Lo que el recepcionista no acababa de comprender era qué clase de compañía buscaba Carlos.
—Usted dirá en qué puedo servirle. Aquí hay de todo.
Carlos le ofreció un «dunhill», y se lo encendió con el «Dupont» de oro.
—Se trataría de encontrar alguna chica. De confianza, por supuesto. Iríamos a cenar. A tomar copas por ahí.
Sonrió y guiñó un ojo.
—Luego, pues lo que Dios diga. ¡Hemos de fiar siempre en su divina Providencia!
El recepcionista se permitió una risita servil mientras marcaba un número en el teléfono. Carlos le dio la espalda discretamente. Oía su voz apagada, sin escuchar lo que decía, mientras inspeccionaba el espacioso hall, amueblado con severos tresillos de piel oscura en torno a las mesas. Dio irnos pasos hasta el pie de la escalera por la que acababa de bajar. Amplia, alfombrada de terciopelo granate, con barandal de metal pintado de negro y pasamano de cedro sin pulimentar. Luego volvió al mostrador, donde el recepcionista escribía una nota en el reverso de una tarjeta color crema.
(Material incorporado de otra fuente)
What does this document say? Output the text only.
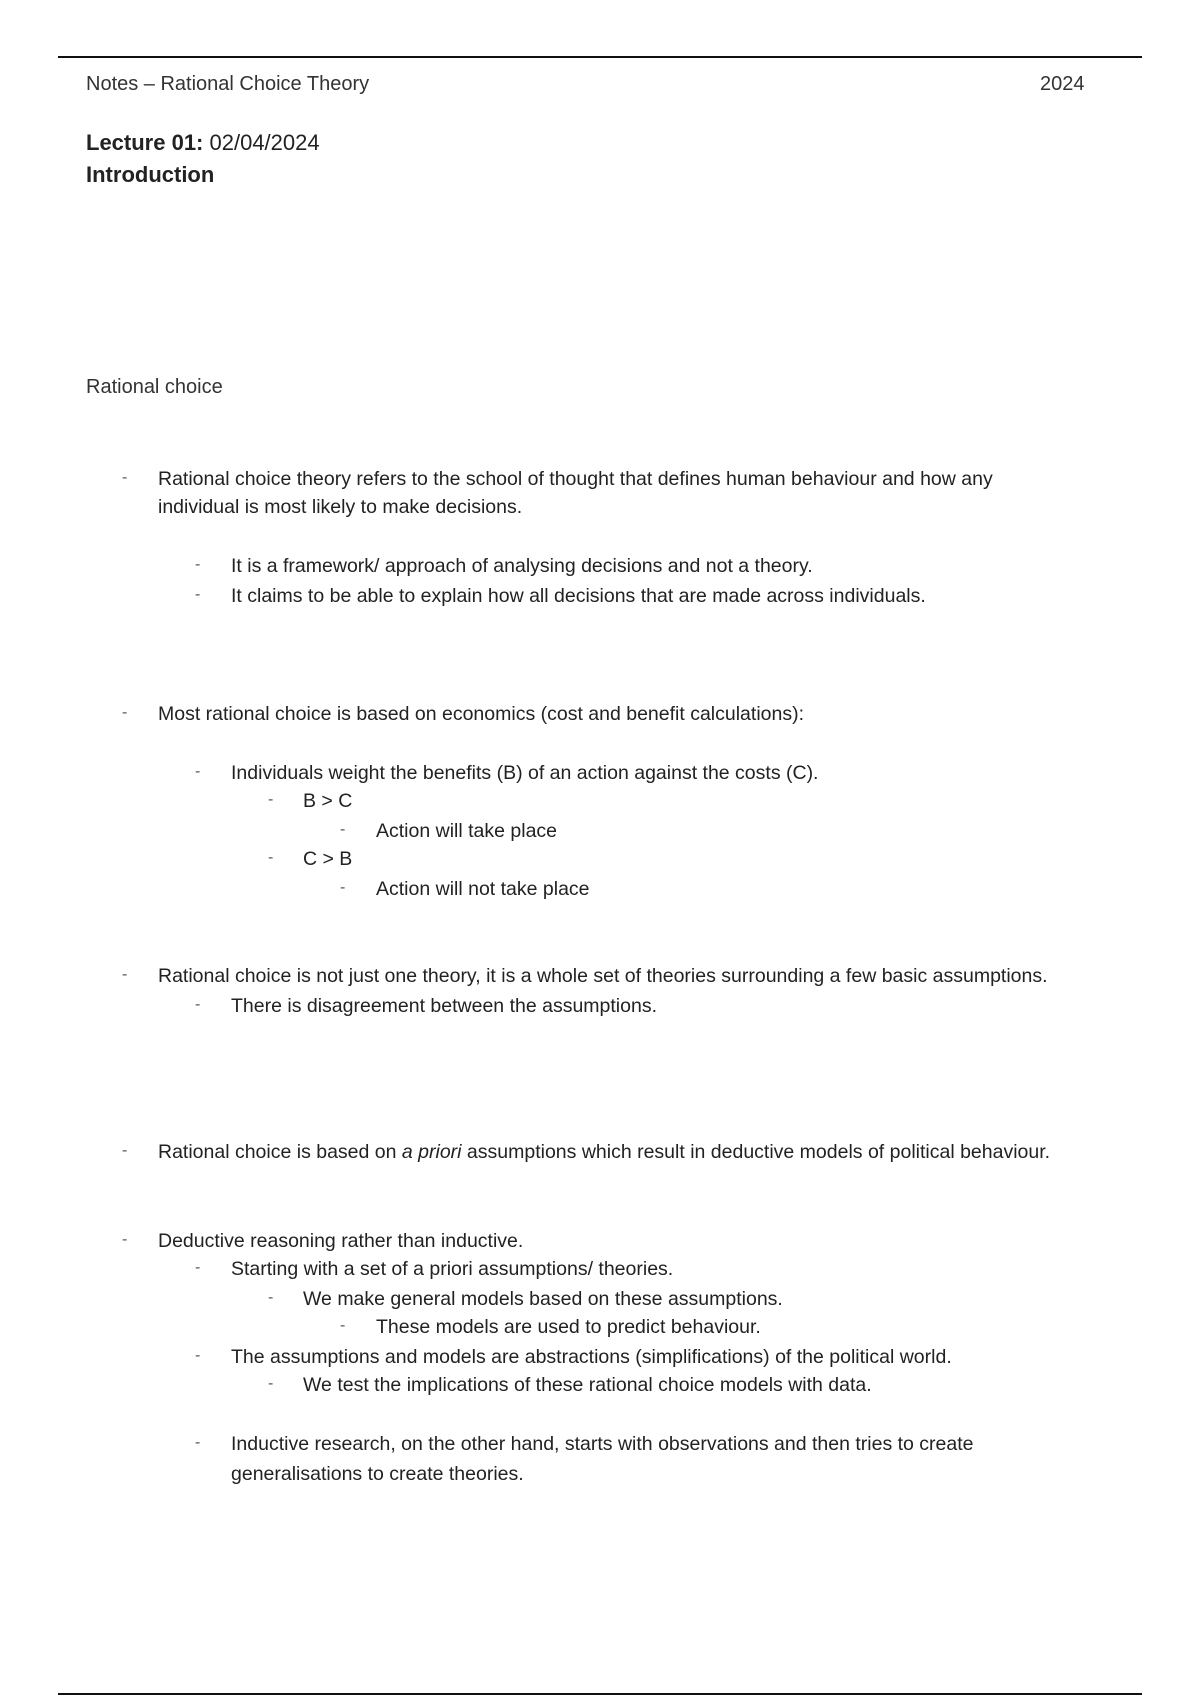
Notes – Rational Choice Theory	2024
Lecture 01: 02/04/2024
Introduction
Rational choice
- Rational choice theory refers to the school of thought that defines human behaviour and how any
individual is most likely to make decisions.
- It is a framework/ approach of analysing decisions and not a theory.
- It claims to be able to explain how all decisions that are made across individuals.
- Most rational choice is based on economics (cost and benefit calculations):
- Individuals weight the benefits (B) of an action against the costs (C).
- B > C
- Action will take place
- C > B
- Action will not take place
- Rational choice is not just one theory, it is a whole set of theories surrounding a few basic assumptions.
- There is disagreement between the assumptions.
- Rational choice is based on a priori assumptions which result in deductive models of political behaviour.
- Deductive reasoning rather than inductive.
- Starting with a set of a priori assumptions/ theories.
- We make general models based on these assumptions.
- These models are used to predict behaviour.
- The assumptions and models are abstractions (simplifications) of the political world.
- We test the implications of these rational choice models with data.
- Inductive research, on the other hand, starts with observations and then tries to create
generalisations to create theories.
—Puede usted acercarse a este pub —dijo—. La señorita irá allí dentro de unos minutos. ¿Le pido un taxi?
Carlos torció el gesto. Después expresó su deseo de encontrarse con ella en el mismo bar del hotel.
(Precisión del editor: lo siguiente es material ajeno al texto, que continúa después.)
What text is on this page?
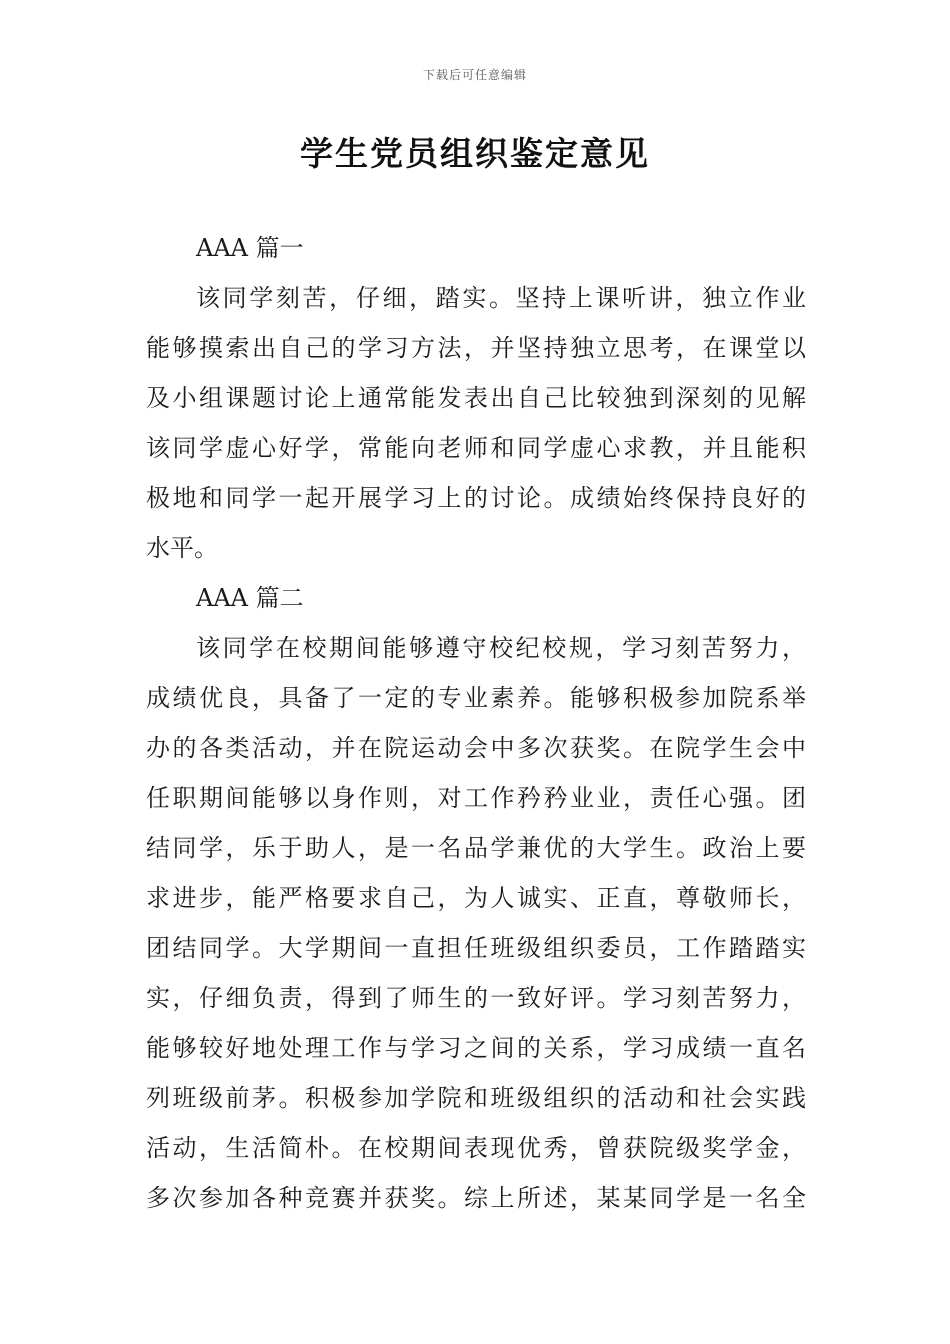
下载后可任意编辑
学生党员组织鉴定意见
AAA 篇一
该同学刻苦，仔细，踏实。坚持上课听讲，独立作业
能够摸索出自己的学习方法，并坚持独立思考，在课堂以
及小组课题讨论上通常能发表出自己比较独到深刻的见解
该同学虚心好学，常能向老师和同学虚心求教，并且能积
极地和同学一起开展学习上的讨论。成绩始终保持良好的
水平。
AAA 篇二
该同学在校期间能够遵守校纪校规，学习刻苦努力，
成绩优良，具备了一定的专业素养。能够积极参加院系举
办的各类活动，并在院运动会中多次获奖。在院学生会中
任职期间能够以身作则，对工作矜矜业业，责任心强。团
结同学，乐于助人，是一名品学兼优的大学生。政治上要
求进步，能严格要求自己，为人诚实、正直，尊敬师长，
团结同学。大学期间一直担任班级组织委员，工作踏踏实
实，仔细负责，得到了师生的一致好评。学习刻苦努力，
能够较好地处理工作与学习之间的关系，学习成绩一直名
列班级前茅。积极参加学院和班级组织的活动和社会实践
活动，生活简朴。在校期间表现优秀，曾获院级奖学金，
多次参加各种竞赛并获奖。综上所述，某某同学是一名全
—Soy persona conocida —añadió—. Comprenda que no me gustaría verme metido en ningún fregado. Ya sabe cómo andan las cosas con la dichosa democracia.
Tras haber repetido la llamada, el recepcionista le indicó con una seña que podía esperar en el bar.
—Se llama Natalia —dijo. E inclinó la cabeza ligeramente.